While responding to a question about the incident, she pointed to the difficult situation on the border and noted: “Sometimes there may be lack of coordination and such incidents may happen but we do not want any action by Nato forces on our side of the international border.”

In response to another query she explained that there was coordination between the Pakistani and Nato forces in the context of the war against terrorism and in terms of pursuing any “undesirable elements” who may want to cross over into Pakistan or vice-versa.

“That coordination is in the context of taking action against those elements. Any action to be taken inside Pakistani territory has to be taken by Pakistani forces,” she categorically stated.

The spokesperson disagreed with the notion that Pakistan had compromised its sovereignty.

KNIGHTHOOD: Tasnim Aslam was non-committal when asked if the resolutions adopted by the National Assembly and the Senate demanding withdrawal of knighthood title from author Salman Rushdie and apology by the British government also represented the government’s position.

She left it at: “The resolutions by the parliament and by the provincial assemblies represent the sentiments of the people of Pakistan and the sentiments of the public representatives. The government of Pakistan has already made its position known.

“We have deplored this act and we are disappointed that the British government has taken this decision.”

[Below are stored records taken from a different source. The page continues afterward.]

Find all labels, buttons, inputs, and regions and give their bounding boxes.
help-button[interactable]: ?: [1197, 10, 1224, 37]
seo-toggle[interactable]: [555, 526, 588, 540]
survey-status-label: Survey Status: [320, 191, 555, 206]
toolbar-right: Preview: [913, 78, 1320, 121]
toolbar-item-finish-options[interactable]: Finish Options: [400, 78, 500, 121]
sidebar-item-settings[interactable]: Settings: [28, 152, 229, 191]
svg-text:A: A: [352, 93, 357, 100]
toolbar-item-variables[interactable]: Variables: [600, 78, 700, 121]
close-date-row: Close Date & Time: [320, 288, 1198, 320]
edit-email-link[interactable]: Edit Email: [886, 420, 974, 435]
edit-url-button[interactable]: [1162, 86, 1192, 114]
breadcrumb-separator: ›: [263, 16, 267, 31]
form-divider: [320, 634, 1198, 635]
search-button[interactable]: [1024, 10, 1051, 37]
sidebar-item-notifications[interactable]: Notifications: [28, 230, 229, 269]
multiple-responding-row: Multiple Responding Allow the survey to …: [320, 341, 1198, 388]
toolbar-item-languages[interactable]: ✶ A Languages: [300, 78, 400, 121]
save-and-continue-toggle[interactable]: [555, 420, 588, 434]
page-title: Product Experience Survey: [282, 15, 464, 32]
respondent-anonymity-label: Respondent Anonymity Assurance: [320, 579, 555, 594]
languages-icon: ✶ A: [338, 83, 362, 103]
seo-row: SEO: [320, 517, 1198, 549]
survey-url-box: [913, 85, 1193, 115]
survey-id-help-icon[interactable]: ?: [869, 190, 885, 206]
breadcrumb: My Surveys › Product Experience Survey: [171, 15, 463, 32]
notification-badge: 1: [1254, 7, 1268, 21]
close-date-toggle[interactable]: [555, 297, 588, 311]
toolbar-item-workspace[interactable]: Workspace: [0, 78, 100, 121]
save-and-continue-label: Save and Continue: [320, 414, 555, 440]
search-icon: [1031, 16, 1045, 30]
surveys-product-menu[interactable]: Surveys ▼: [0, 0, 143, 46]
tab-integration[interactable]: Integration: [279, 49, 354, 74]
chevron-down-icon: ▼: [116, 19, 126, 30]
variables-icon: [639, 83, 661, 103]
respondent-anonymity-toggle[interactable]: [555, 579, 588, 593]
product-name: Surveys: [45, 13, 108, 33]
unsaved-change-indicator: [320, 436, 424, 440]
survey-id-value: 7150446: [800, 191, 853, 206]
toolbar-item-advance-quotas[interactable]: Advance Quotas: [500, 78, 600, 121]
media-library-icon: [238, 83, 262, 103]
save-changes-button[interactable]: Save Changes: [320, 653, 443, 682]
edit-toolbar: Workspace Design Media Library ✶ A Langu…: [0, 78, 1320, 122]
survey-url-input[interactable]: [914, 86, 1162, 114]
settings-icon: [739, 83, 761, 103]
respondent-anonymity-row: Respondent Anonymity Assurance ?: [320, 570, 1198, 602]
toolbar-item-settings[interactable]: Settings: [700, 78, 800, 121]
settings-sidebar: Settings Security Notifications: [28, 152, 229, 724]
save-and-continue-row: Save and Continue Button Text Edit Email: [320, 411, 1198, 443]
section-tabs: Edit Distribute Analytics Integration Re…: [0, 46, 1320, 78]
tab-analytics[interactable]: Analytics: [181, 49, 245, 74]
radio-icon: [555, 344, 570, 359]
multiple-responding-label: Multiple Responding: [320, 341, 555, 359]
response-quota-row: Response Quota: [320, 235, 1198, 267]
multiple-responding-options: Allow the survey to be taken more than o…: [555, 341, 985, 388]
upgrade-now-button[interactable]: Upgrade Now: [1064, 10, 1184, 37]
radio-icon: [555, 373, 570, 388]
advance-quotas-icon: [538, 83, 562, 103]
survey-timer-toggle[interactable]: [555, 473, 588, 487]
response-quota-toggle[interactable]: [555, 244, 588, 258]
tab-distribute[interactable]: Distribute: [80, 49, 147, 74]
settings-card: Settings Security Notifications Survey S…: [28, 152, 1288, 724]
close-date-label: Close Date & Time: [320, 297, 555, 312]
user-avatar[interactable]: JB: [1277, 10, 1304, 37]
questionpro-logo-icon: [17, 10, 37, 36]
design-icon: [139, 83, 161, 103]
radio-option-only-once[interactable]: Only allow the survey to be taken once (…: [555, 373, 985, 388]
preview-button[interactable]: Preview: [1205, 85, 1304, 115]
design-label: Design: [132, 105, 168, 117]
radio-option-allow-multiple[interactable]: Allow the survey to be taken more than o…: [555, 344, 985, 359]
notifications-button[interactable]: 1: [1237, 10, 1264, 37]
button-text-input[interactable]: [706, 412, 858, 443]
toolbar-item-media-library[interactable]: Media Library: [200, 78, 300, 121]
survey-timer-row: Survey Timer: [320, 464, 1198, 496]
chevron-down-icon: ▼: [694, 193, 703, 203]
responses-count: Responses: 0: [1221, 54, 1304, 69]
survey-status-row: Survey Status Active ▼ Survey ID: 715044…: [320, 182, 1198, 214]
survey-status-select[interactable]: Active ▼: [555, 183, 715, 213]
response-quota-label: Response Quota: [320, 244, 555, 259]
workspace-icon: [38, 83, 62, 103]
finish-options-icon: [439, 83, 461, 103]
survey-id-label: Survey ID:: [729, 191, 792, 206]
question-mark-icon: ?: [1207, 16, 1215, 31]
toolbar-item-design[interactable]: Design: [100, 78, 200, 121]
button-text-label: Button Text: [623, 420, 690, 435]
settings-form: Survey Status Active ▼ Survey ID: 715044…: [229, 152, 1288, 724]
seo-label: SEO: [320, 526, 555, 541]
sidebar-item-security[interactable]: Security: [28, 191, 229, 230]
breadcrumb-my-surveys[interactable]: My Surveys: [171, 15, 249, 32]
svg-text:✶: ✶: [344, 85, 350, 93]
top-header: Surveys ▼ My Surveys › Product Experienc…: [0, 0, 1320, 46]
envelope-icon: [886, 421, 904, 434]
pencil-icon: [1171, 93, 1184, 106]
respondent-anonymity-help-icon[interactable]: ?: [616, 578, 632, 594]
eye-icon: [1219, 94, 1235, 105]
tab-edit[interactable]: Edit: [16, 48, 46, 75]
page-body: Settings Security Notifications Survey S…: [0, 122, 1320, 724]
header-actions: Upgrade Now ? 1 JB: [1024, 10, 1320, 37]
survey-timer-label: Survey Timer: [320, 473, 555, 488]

Asked if Pakistan would file a petition with the United Nations given that the UK government had breached the UN Security Council resolution 1624 by awarding knighthood to Rushdie, Ms Aslam said there was no mechanism under which this could be done. However, she said that Pakistan had brought it to the notice of the British government that its decision to confer

knighthood on Salman Rushdie was against the spirit of this resolution, adding: “One, it does not help the efforts to bridge the gaps that may exist between the Muslim world and the West, and two, if there are laws on inciting terrorism and violence they are applicable to all.”

OIC POSITION: When her attention was drawn to OIC’s ‘silence’ over the Rushdie issue, the spokesperson disclosed: “We have formally approached the OIC to take a position on this.”

She declined to comment on why key Muslim countries like Saudi Arabia, Malaysia and Indonesia had remained tight-lipped on this issue.